El 21 de Junio, las primeras vocaciones del Japón, las hermanas, Francisca Honda y Consuelo Hattori, celebran sus veinticinco años de votos. Veinticinco años de entrega callada y silenciosa; de una donación sin ruido que se convierte, por gracia divina, en grito, en palabra proclamada a los hermanos del Japón. En esta misma fiesta renuevan sus votos además una religiosa indonesiana, una española y una italiana. Para la ceremonia son invitados los embajadores de Indonesia y Japón, así como distintas personalidades del extranjero, por lo que cada una de ellas repite sus promesas en su lengua materna. Al final, el párroco del barrio que preside la celebración, visiblemente emocionado, se pone de pie y declara: “… no puedo quedarme callado, quiero dar las gracias por este momento celestial, por este nuevo Pentecostés. Los caminos de Dios son maravillosos. Quién iba a pensar o imaginar que nuestra parroquia vibraría con tanta fuerza como lo vemos ahora. Hombres y mujeres de diferentes razas y pueblos están aquí cantando al unísono la misma fe de Cristo”.
Al terminar la misa, las religiosas se dirigen a la habitación de su fundadora y se arrodillan alrededor de su lecho. Todas colocan su mano sobre el brazo de la enferma y renuevan a coro sus votos.
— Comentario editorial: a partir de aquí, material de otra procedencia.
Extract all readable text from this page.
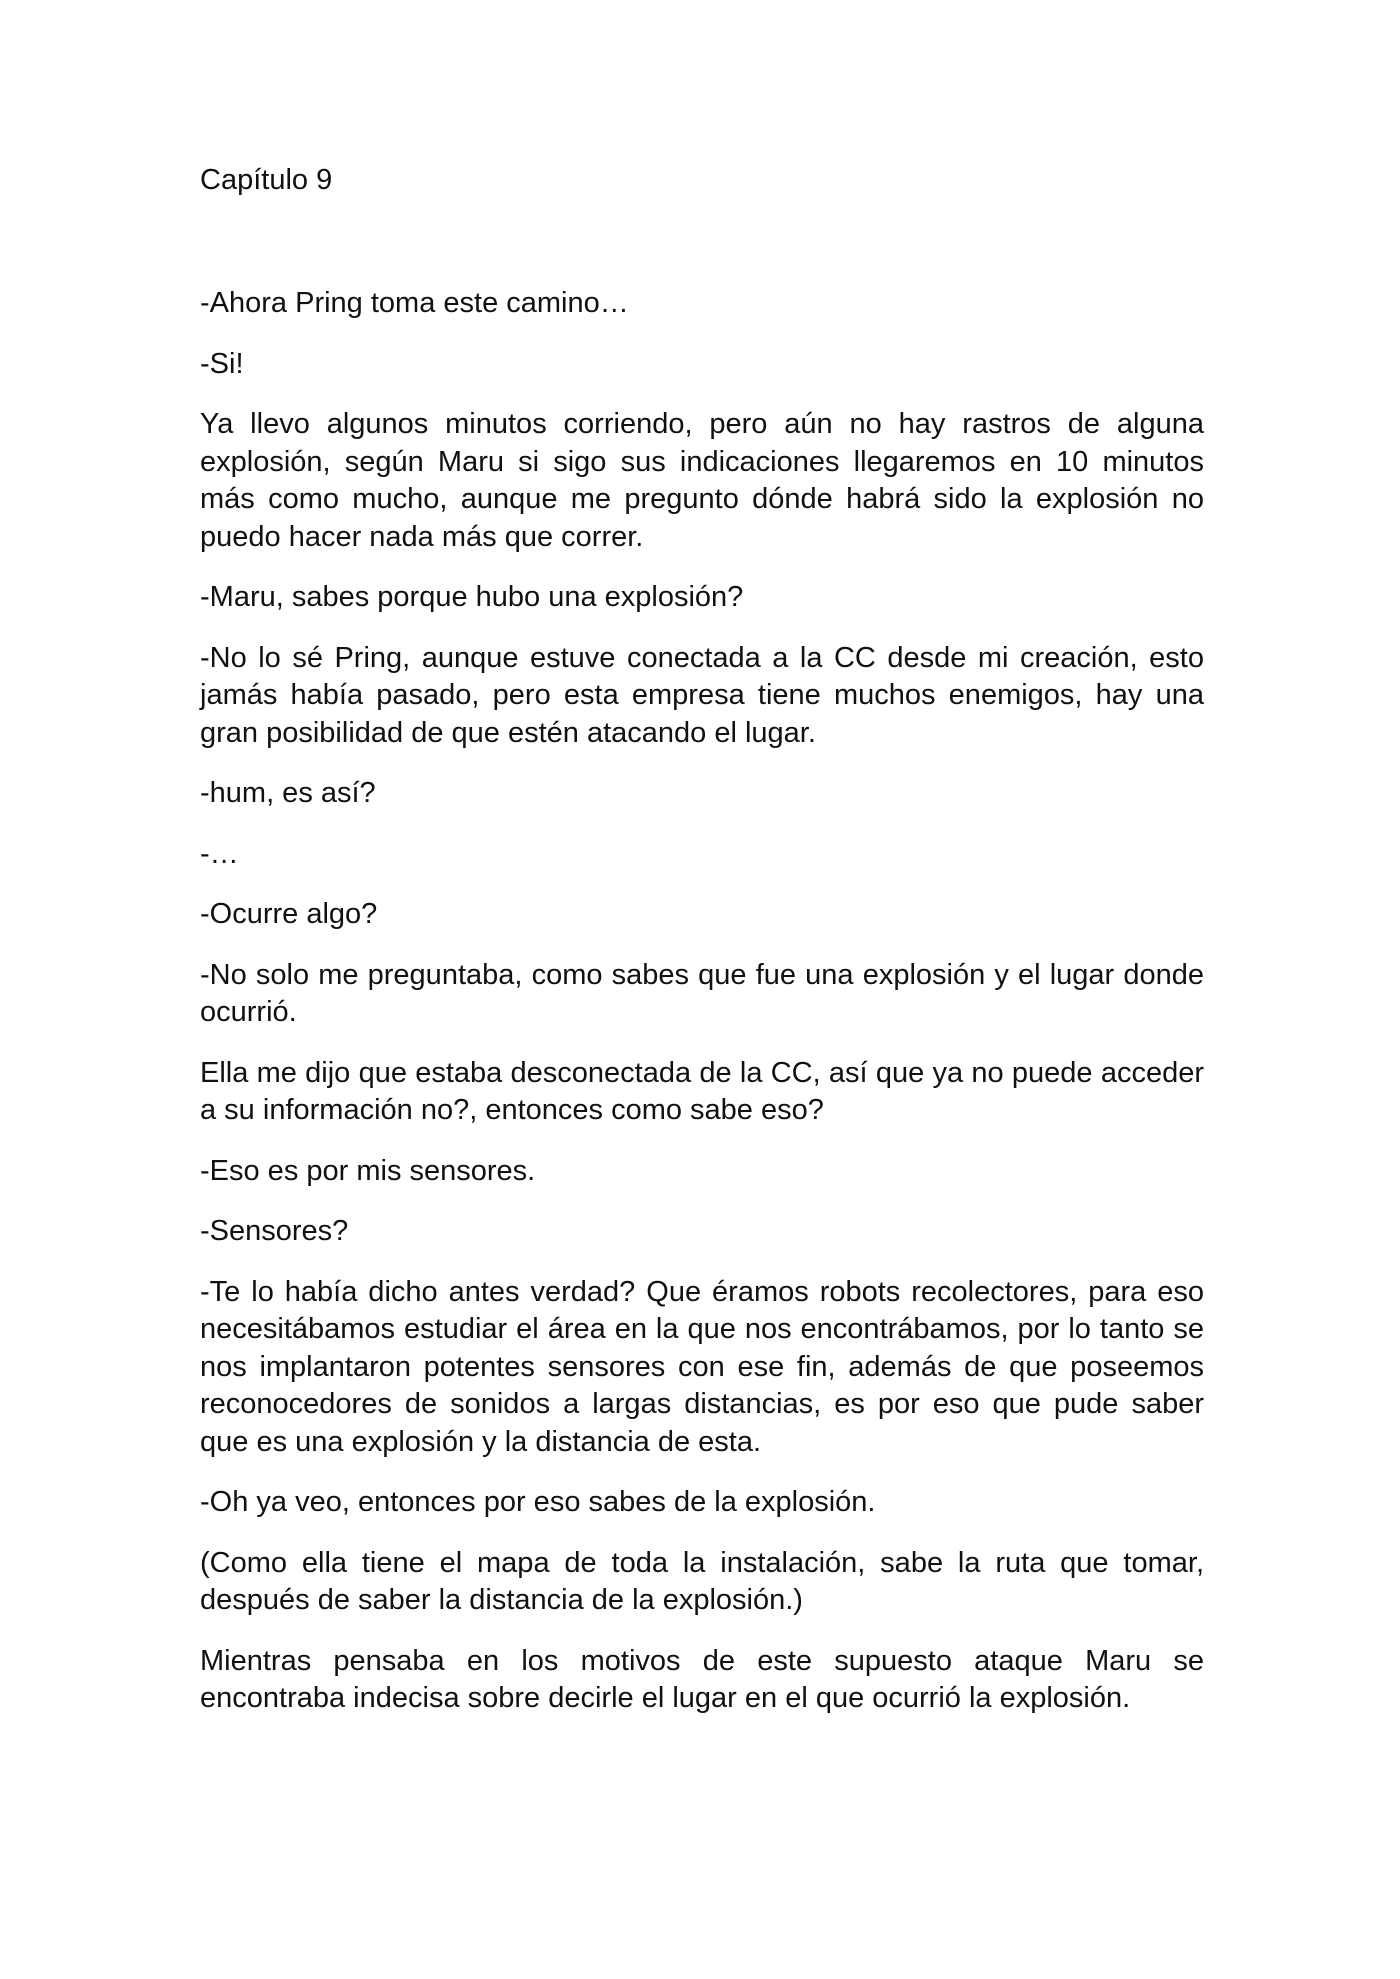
Capítulo 9

-Ahora Pring toma este camino…

-Si!

Ya llevo algunos minutos corriendo, pero aún no hay rastros de alguna explosión, según Maru si sigo sus indicaciones llegaremos en 10 minutos más como mucho, aunque me pregunto dónde habrá sido la explosión no puedo hacer nada más que correr.

-Maru, sabes porque hubo una explosión?

-No lo sé Pring, aunque estuve conectada a la CC desde mi creación, esto jamás había pasado, pero esta empresa tiene muchos enemigos, hay una gran posibilidad de que estén atacando el lugar.

-hum, es así?

-…

-Ocurre algo?

-No solo me preguntaba, como sabes que fue una explosión y el lugar donde ocurrió.

Ella me dijo que estaba desconectada de la CC, así que ya no puede acceder a su información no?, entonces como sabe eso?

-Eso es por mis sensores.

-Sensores?

-Te lo había dicho antes verdad? Que éramos robots recolectores, para eso necesitábamos estudiar el área en la que nos encontrábamos, por lo tanto se nos implantaron potentes sensores con ese fin, además de que poseemos reconocedores de sonidos a largas distancias, es por eso que pude saber que es una explosión y la distancia de esta.

-Oh ya veo, entonces por eso sabes de la explosión.

(Como ella tiene el mapa de toda la instalación, sabe la ruta que tomar, después de saber la distancia de la explosión.)

Mientras pensaba en los motivos de este supuesto ataque Maru se encontraba indecisa sobre decirle el lugar en el que ocurrió la explosión.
En un momento de fuerte emoción para todas, la Madre Inés les exhorta: Amen a Dios sobre todas las cosas con todo su corazón, con toda su mente, con todas sus fuerzas y sirvan al prójimo desde el abismo de la nada.
Un día después, aniversario de la Transformación, las religiosas deciden celebrarlo en la intimidad de la oración y la reflexión. Todas alrededor de su madre tan amada, se renuevan como misioneras y prometen ser fieles a Dios y a la Congregación. La Madre Inés, feliz dentro de su postración, tiene palabras de cariño y simpatía para cada una, recordándoles incluso en esos momentos, anécdotas muy personales. Su mente permanece intacta.
Las semanas que siguen son testimonio de experiencias difíciles de narrar. Llegan hermanas de Nigeria, y de Sierra Leona; impacientes desean abrazar a su madre Inés y relatarle los esfuerzos de la misión, las penas y alegrías del trabajo en la selva africana. Pero ya no es posible, el lenguaje vivaz y travieso de Madre Inés, se traduce en miradas silenciosas que quisieran ser gritos de esperanza para cada una de sus hijas. Cuando le cuentan que precisamente en esos días se bautizan en Sierra Leona veintisiete alumnas de la secundaria, la Madre se reanima, abre un poco más sus ojos, y se escucha débilmente: ¡Que Hermoso!
Cada día de julio, roba hálitos de vida a la Madre fundadora. En medio de dolores indescriptibles y un agotamiento total, se debate el cuerpo de la religiosa, siempre consciente.
El 22 de Julio, a las cinco y media de la tarde, después de practicarle unas inhalaciones, la madre Vicaria le lleva sus alimentos. Después de dos horas de esforzarse para que comiera le dice: “Por fin nuestra madre ya terminamos”, y la madre Inés le contesta en tono solemne, con una doble y trascendente significación, como si supiera que serían sus últimas: Sí, hemos terminado gracias a Dios.
Varias hermanas ayudan a recostarla. La Madre Inés empieza a respirar con dificultad; después de unos momentos de asfixia, hace un esfuerzo por alcanzar el aire y la madre Teresa Botello se da cuenta que está muriendo. Algunas religiosas corren por el agua bautismal y el Cirio Pascual a la capilla. Mientras unas rezan el Magníficat, otras recitan algunas jaculatorias y otra le da masaje al corazón. Cinco minutos después llegan el doctor y el sacerdote.
El médico toma la presión, examina el corazón y las pupilas. Vuelve su mirada a la madre Vicaria y con una señal confirma su muerte. El padre da la absolución y reza el responsorio. La Unción de los Enfermos ya le había sido administrada tiempo atrás. Todas con el llanto en el alma, pero llenas de gratitud, rezan un Te Deum y caen de rodillas. La madre Vicaria con el corazón destrozado abraza el cuerpo de la Madre Inés y le dice: “Ahora si nuestra madre, ya nos conoces tal cual somos, por eso nos vas a ayudar a cada una en lo que necesitamos.”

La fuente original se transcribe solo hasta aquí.